Winter is the most honest season in the Blue Ridge.
The leaves are down, the long views open up completely, and the roads that are open feel like they belong to you. The key word is "open" — high-elevation routes including much of the Blue Ridge Parkway close when snow and ice move in, sometimes with little notice. The drives below are organized by reliability: the ones that stay accessible all winter first, the Parkway last — beautiful when open, but always worth checking before you go.
Winter Routes Near Asheville
Hickory Nut Gorge: US-74A to Lake Lure
~45 min from Asheville one way
The most reliably accessible winter drive near Asheville, and one of the most dramatic at any season. US-74A through Hickory Nut Gorge runs at low elevation — sheer granite walls, the Rocky Broad River alongside, and bare winter trees that reveal the full scale of the gorge in a way that summer foliage simply doesn't allow. Follow the gorge all the way to Lake Lure, which reopened to the public in spring 2026 after two years of Helene restoration — the town and surrounding area are fully welcoming visitors. If you're visiting in December, Chimney Rock State Park hosts its beloved annual Santa on the Chimney event: Santa rappels down the 315-foot monolith on select Saturdays, with hot cocoa, holiday crafts, and photo ops with Mrs. Claus included with park admission. Worth timing your trip around. Advance reservations required year-round; book at chimneyrockpark.com before you go.

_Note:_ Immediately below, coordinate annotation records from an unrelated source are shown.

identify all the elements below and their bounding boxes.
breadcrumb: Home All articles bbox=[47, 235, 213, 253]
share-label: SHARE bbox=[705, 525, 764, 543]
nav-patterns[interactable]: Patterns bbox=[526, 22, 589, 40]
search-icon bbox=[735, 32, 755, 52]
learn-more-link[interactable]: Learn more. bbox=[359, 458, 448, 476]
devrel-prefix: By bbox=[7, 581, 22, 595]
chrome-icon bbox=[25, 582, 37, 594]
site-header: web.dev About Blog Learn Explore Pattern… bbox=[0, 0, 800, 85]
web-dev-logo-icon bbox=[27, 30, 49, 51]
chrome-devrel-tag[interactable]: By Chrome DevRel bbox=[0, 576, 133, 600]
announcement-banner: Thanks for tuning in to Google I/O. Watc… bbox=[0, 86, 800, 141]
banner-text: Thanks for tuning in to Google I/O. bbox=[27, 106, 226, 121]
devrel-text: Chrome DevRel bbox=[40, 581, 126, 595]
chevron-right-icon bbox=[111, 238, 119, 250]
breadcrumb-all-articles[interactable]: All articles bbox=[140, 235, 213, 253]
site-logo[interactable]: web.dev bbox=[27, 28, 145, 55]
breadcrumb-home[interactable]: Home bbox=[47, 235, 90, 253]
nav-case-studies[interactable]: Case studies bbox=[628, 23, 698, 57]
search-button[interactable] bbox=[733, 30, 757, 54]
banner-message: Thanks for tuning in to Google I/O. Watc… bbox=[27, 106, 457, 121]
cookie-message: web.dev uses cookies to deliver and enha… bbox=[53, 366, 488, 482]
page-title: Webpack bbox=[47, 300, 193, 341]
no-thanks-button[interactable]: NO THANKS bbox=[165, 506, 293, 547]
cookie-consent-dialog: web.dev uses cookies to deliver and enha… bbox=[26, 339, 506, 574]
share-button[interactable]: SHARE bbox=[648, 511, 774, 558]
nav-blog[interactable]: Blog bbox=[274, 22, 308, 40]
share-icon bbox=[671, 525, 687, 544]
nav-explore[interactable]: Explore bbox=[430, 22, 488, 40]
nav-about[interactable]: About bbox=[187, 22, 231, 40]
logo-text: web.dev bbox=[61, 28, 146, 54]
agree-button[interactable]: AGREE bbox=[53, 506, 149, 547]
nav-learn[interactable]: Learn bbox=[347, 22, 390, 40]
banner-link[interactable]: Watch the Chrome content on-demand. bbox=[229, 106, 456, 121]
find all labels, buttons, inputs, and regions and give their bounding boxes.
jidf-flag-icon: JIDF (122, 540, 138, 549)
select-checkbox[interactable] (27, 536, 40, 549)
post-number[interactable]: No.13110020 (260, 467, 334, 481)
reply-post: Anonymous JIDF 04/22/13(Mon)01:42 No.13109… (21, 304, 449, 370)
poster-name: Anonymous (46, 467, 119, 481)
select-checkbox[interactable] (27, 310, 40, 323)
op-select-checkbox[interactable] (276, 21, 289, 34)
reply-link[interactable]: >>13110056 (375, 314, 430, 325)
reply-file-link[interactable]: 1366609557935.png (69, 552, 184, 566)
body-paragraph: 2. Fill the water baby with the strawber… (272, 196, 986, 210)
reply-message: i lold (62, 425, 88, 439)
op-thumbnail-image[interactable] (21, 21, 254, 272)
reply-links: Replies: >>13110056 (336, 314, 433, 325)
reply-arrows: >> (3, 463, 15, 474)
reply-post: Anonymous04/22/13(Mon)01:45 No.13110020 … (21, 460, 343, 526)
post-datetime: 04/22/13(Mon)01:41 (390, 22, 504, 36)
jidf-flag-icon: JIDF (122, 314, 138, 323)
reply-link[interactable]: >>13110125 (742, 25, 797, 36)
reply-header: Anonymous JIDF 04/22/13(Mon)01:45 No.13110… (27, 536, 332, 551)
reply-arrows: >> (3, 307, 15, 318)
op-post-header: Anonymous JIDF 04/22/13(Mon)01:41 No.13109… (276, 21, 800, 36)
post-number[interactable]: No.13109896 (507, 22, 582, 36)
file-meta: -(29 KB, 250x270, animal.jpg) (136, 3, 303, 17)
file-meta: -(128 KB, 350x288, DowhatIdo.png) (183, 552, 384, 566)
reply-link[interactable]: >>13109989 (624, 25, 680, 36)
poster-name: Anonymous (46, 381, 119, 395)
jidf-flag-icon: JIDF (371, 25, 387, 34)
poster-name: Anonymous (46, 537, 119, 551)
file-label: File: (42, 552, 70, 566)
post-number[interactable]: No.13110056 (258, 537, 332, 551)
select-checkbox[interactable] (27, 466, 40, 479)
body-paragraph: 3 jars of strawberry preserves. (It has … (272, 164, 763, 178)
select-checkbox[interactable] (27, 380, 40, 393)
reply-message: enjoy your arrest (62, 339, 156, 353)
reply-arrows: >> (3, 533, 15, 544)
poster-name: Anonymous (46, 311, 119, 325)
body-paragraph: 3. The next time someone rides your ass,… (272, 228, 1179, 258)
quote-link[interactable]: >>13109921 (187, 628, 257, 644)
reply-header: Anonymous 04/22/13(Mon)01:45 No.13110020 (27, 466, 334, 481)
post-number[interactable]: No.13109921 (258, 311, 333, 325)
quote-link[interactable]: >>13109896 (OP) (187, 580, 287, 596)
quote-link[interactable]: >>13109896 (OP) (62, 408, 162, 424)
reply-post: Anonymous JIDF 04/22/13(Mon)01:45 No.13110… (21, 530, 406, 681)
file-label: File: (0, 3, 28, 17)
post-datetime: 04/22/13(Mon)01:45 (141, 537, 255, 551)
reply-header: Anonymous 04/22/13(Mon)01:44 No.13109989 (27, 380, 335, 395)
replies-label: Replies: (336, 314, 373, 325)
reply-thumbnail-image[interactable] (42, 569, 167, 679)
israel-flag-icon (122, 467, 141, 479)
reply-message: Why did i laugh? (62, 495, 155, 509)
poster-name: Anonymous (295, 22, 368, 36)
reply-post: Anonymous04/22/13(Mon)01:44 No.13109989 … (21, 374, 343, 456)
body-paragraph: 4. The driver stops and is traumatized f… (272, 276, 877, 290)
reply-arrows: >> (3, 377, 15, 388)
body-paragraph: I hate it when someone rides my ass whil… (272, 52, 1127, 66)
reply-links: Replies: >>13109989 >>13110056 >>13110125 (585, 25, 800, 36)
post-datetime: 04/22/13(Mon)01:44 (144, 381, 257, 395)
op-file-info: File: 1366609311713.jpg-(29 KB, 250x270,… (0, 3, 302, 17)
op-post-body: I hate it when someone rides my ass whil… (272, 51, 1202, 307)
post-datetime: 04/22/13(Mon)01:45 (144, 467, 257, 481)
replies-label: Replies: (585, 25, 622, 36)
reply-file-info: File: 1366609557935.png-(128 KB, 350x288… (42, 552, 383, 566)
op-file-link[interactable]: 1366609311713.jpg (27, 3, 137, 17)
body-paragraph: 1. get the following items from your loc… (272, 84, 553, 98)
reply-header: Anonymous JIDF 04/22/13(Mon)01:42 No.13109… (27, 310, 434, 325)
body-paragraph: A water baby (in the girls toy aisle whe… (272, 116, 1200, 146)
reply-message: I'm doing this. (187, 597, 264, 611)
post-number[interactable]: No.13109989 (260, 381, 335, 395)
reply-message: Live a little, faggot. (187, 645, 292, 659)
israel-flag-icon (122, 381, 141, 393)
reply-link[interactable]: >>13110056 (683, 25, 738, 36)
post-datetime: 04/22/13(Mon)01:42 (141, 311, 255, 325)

NC-209 to Hot Springs: The Rattler Tag
~1 hr from Asheville one way
NC-209 winds through Madison County with 234 curves from Lake Junaluska to Hot Springs — known locally as "the Rattler" — and in winter, when the canopy is down, the open valley views are at their most expansive. The road stays at lower elevation and is generally accessible all winter, making it one of the best cold-weather drives in the region. Hot Springs is a natural endpoint: North Carolina's only natural hot mineral springs resort is open year-round, and soaking in a private hot tub overlooking the French Broad River after a winter mountain drive earns every mile of the road to get there.
Swannanoa Valley: Asheville to Black Mountain
~20 min from Asheville one way
A low-elevation, low-risk winter drive that rewards the unhurried. US-70 east through the Swannanoa Valley follows the Swannanoa River through small communities and farmland before arriving in Black Mountain — a walkable town with galleries, studios, good coffee, and mountain views in every direction. Winter strips back the foliage and reveals the valley's full breadth, with the high ridges of the Black Mountains visible to the north. Black Mountain is enjoyable year-round including in winter, and the town hosts its Christmas parade in December. Easy I-40 access makes it the most weather-resilient drive on this list.
Blue Ridge Parkway: Asheville section
~30–45 min, check conditions first
The Blue Ridge Parkway is one of the great American drives — 469 miles of protected ridgeline road with no billboards, no traffic lights, and long views in every direction, with Asheville at its heart at Milepost 384. In winter, sections close when snow and ice make the road unsafe, sometimes parkwide and sometimes with little warning. But when the Asheville section is open — and it is often the last section to close and the first to reopen — the winter drive is extraordinary. Bare branches reveal the full geometry of the mountains. Long views that summer's canopy hides completely. The road nearly to yourself.
When it does close to cars, the Parkway opens to something else entirely. Hikers, cross-country skiers, and snowshoers take to the road itself — no traffic, no engine noise, just the quiet of a snow-dusted ridgeline and tunnels you can walk straight through. Note: during active storms, the NPS discourages recreation even on closed sections due to emergency response delays — check conditions before heading out, don't block the gates, and let someone know your itinerary.
Check current road status at nps.gov/blri before every trip. When the Parkway is closed, the Folk Art Center at Milepost 382 remains accessible from US-70 and is worth a stop regardless.